Background: Progressively better therapies have largely prevented or at least effectively treated acute allograft rejection. Consequently, the long-term survival of solid organ transplants has increasingly become limited primarily by the development of chronic allograft rejection. The mechanisms of chronic rejection remain largely unknown and the induction of specific tolerance would be the ultimate achievement in transplant immunology. We previously demonstrated, in a fully major histocompatibility complex (MHC)-mismatched rat cardiac allograft combination, that a 20-day treatment with a deoxyspergualin (DSG) analogue, LF15-0195, induces allograft tolerance with the development of potent CD4CD25 regulatory T cells. In order to better characterize the mechanisms involved in allograft tolerance, we compared long-term tolerated allografts with allografts exhibiting signs of chronic rejection induced by donor-specific blood transfusion.

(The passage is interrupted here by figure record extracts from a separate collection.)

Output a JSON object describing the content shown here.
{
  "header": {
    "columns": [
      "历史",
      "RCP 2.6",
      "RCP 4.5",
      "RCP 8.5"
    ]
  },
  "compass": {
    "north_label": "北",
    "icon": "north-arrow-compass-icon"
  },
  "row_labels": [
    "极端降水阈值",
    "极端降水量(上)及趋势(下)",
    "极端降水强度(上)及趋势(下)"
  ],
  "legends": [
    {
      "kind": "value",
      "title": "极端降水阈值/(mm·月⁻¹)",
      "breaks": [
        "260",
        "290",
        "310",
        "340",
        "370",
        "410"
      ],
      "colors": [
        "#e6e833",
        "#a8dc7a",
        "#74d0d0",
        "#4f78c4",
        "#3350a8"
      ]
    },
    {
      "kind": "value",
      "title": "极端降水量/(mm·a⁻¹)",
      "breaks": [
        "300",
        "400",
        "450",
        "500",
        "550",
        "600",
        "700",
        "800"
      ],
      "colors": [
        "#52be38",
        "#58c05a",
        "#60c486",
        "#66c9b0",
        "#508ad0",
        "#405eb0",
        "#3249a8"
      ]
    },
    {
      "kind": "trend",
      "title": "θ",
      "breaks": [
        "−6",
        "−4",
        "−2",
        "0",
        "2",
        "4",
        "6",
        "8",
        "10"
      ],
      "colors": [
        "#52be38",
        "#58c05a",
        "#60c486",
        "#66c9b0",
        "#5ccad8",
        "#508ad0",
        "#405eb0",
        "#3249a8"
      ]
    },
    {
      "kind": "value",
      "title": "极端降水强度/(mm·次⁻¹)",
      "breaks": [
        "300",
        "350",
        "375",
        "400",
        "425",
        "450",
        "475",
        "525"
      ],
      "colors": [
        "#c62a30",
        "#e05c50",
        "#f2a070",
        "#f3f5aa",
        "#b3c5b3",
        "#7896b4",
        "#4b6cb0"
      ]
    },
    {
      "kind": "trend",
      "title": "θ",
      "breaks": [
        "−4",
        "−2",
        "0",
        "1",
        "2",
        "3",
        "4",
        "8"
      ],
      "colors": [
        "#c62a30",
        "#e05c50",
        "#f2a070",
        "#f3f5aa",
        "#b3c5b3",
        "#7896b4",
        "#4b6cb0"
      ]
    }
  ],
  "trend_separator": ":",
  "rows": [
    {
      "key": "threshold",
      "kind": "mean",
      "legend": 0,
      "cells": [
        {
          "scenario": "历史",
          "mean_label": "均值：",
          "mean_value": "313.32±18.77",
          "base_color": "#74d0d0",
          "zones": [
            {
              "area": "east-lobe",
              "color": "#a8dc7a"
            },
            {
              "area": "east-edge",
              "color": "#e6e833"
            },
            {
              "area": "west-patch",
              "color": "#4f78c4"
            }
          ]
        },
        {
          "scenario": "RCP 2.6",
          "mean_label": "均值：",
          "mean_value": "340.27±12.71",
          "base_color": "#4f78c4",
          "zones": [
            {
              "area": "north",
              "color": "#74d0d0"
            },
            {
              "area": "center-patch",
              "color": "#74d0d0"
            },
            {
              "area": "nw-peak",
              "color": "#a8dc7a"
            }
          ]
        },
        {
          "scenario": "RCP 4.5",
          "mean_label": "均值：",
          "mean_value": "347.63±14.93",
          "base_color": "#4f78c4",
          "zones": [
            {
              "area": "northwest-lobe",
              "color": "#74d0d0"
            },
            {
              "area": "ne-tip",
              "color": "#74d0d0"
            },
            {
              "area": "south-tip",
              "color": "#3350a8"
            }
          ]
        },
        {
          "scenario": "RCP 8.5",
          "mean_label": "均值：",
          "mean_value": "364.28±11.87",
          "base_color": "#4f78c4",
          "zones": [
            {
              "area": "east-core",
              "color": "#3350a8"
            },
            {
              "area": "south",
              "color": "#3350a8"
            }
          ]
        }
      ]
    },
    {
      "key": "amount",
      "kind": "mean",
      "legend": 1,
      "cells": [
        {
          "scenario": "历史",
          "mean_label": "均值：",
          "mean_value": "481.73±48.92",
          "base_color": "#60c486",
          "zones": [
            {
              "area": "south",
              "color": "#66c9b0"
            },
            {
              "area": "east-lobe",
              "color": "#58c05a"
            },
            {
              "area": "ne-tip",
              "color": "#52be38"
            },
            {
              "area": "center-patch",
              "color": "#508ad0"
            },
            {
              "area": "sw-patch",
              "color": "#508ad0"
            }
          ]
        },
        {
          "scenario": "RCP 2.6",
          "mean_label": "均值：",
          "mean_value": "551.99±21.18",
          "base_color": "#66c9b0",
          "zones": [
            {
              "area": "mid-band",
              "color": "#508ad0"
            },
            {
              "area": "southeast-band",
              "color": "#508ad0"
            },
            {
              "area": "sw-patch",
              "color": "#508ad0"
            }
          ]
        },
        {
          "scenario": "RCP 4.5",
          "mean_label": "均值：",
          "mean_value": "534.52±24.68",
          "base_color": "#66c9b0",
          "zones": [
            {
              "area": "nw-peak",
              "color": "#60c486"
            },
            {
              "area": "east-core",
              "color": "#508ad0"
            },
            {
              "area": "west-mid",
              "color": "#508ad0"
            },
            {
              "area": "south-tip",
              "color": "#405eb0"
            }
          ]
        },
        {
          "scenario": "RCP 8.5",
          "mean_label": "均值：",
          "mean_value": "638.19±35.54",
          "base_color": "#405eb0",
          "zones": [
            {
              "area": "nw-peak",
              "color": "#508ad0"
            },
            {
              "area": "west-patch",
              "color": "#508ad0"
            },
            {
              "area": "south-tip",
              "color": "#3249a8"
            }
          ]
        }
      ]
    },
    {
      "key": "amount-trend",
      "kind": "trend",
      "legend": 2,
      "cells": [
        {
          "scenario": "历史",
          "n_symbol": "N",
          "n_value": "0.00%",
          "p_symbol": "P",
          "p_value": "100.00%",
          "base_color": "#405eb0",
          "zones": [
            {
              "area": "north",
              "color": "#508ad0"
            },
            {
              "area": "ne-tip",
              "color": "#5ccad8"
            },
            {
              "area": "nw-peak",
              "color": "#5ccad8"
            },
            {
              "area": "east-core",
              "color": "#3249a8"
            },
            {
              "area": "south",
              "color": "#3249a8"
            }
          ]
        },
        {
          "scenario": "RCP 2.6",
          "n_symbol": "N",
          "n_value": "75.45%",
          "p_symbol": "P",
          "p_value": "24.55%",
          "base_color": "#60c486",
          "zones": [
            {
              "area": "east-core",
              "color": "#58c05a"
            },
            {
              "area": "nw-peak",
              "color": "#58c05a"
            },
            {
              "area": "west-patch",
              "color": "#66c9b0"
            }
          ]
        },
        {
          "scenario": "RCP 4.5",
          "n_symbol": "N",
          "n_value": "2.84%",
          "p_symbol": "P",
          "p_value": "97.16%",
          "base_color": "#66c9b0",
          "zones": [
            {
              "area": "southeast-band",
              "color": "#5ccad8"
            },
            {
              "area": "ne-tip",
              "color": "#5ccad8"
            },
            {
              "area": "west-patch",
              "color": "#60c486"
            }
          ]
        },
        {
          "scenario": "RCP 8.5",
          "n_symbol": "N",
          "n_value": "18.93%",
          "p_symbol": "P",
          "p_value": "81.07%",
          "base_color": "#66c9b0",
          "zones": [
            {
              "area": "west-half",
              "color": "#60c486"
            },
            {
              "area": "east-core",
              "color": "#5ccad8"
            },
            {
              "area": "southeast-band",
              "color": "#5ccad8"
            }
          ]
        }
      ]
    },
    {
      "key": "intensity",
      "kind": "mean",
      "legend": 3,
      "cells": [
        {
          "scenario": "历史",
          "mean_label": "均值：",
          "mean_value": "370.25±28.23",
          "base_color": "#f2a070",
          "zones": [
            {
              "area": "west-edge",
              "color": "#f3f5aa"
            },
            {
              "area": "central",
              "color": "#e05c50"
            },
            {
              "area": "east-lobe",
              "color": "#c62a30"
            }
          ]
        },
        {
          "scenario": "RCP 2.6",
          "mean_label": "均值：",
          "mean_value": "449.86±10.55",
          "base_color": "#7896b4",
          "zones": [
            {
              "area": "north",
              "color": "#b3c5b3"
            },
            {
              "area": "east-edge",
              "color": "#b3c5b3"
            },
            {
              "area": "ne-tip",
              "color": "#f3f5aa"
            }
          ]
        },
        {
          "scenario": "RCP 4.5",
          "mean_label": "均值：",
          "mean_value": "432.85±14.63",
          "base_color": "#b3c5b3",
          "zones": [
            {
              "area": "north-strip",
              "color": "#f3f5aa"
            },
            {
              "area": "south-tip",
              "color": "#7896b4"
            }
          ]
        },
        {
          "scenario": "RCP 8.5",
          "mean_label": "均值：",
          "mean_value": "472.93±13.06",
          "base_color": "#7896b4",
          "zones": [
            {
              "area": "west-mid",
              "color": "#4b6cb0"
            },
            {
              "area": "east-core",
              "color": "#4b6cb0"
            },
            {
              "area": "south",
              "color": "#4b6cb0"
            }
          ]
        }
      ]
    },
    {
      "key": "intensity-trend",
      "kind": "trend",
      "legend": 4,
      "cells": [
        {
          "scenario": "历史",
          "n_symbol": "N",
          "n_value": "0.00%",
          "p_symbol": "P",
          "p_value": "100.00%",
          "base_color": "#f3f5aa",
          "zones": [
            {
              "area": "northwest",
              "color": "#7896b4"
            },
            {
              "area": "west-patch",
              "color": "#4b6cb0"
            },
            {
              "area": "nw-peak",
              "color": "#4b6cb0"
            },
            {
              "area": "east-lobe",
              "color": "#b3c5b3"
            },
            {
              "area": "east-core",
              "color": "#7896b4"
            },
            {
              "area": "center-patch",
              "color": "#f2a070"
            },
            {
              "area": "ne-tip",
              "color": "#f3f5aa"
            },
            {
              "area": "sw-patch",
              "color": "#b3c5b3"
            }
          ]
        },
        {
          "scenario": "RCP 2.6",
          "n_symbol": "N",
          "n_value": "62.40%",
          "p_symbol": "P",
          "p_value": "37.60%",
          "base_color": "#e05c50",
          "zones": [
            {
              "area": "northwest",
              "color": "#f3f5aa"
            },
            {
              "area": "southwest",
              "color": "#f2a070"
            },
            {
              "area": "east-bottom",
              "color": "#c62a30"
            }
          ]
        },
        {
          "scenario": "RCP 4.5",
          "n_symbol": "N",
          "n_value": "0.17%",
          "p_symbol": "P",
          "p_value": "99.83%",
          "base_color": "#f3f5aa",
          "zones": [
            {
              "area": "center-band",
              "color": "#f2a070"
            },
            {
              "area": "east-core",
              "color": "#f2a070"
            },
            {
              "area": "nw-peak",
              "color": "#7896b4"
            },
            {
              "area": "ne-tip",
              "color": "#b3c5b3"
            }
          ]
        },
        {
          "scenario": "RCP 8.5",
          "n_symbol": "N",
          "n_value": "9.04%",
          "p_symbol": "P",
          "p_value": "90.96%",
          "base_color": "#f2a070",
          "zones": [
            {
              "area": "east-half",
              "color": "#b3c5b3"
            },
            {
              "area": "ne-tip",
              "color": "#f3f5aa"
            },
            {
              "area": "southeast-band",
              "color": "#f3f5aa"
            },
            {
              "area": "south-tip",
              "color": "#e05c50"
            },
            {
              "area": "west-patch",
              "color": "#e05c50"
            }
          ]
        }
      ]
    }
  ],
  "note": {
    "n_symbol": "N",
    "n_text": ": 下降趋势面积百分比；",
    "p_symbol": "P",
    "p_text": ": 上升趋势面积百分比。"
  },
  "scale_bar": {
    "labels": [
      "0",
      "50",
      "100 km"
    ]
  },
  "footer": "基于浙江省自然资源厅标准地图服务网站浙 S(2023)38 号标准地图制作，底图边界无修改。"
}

Methods: We analyzed both types of allografts for infiltration, alloantibody production and gene expression by histology, exhaustive microarray and quantitative reverse-transcriptase polymerase chain reaction.
Results: Interestingly, we observed in tolerated allografts an infiltrate as dense as the one observed in chronically rejected allografts and alloantibody deposits on graft endothelial cells. Prominent gene expression of many putative proinflammatory cytokines and genes related to cell activation or cytotoxicity were observed in tolerated allografts. However, we observed a specific upregulation of cytoprotective genes such as nitric oxide synthase, BclXL, and indoleamine 2,3 dioxygenase, and a poor in situ expression of immunoglobulin chain gene.
Conclusions: This study demonstrates a state of accommodation of tolerated allografts and suggests the importance of early control of humoral immunity for the prevention of chronic rejection and the maintenance of long-term tolerance.